How it stops itself from cheating

Letting a model write its own scaffolding creates an obvious attack surface. What if the model learns to game the verifier instead of actually solving the problem? DeepReinforce addresses this with three defense layers.

The first is a fixed trust boundary: the environment, tool surfaces, and test isolation are immutable and outside the model's reach. The model can propose scaffolds, but it can't modify the evaluation infrastructure. The second is a deterministic monitor that flags and zero-rewards attempts to access unauthorized paths or modify verification scripts. These trajectories are excluded from advantage computation entirely. The third is a frozen LLM judge that is a final veto on top of the verifier, catching intent-level gaming that deterministic checks might miss.

It's not bulletproof, no anti-reward-hacking system is, but it's a thoughtful layered defense. The fact that DeepReinforce published these details openly, rather than burying them, suggests genuine confidence in the approach.

What this means for the open-source coding agent space

The most interesting thing about Ornith-1.0 isn't the benchmark scores. It's the architectural bet: that the scaffold should be learned, not designed. Every major coding agent today, Claude Code, Cursor, Copilot Workspace, uses a human-written orchestration layer. Ornith-1.0's results suggest that approach might be leaving performance on the table.
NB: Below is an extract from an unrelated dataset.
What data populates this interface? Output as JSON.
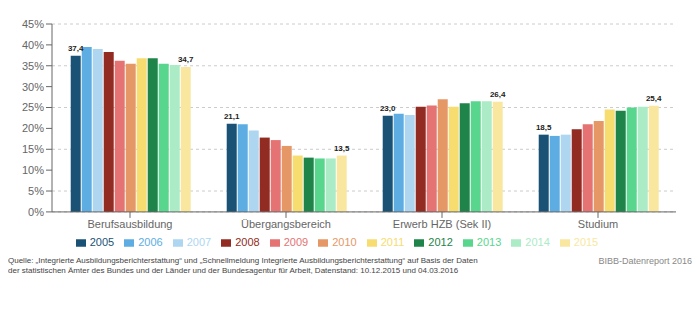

The 35B MoE outperforming Qwen 3.5-397B is the strongest evidence. The self-scaffolding approach isn't just a curiosity. It's producing measurable efficiency gains at inference time. If you can get better performance with a 35B model than with a 397B model because the smaller model has learned to orchestrate itself more effectively, that changes the economics of running coding agents at scale.

The models are available on Hugging Face under MIT, with serving support for vLLM, SGLang, and Transformers. The 9B model is genuinely edge-deployable, single GPU, 262K context window. The 35B MoE is the sweet spot for teams that want strong performance without the infrastructure overhead of a 397B flagship.